The move is the latest development in a controversy over Emergent's production of Johnson & Johnson's coronavirus vaccine, the latest of three to receive Emergency Use Authorization from the Food and Drug Administration. Last week, Emergent admitted that it manufactured a batch of the vaccine in the Baltimore facility that "did not meet specifications and our rigorous quality standards."
According to various media reports, the company mixed up components of the coronavirus vaccines made by Johnson & Johnson and its rival, AstraZeneca. All told, the offending batch was equivalent to roughly 15 million doses of vaccine; Johnson & Johnson has promised to deliver 100 million by the end of next month.

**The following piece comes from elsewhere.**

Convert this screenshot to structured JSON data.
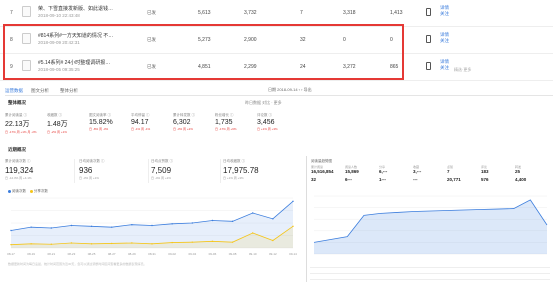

Emergent disposed of the Johnson & Johnson batch, but its reputation suffered, particularly given the high degree of importance in producing coronavirus vaccines. While the pace of vaccinations has increased significantly in the U.S., the coronavirus is still a major health threat in the country, and barely over 30% of Americans have had at least one shot.
This is compounded by the fact that, of the three authorized vaccines, only Johnson & Johnson's is a single-jab solution, as opposed to a shot-and-booster regime.
Quoted by National Public Radio, Johnson & Johnson said of its new responsibility as the Emergent facility's manager that it will boost "the number of manufacturing, quality and technical operations personnel to work with the Company specialists already at Emergent."
On Monday, Johnson & Johnson stock closed 0.4% higher, lagging the 1.4% gain of the S&P 500 index. Emergent, still somewhat of a pariah due to the mishap, fell by 2.3%.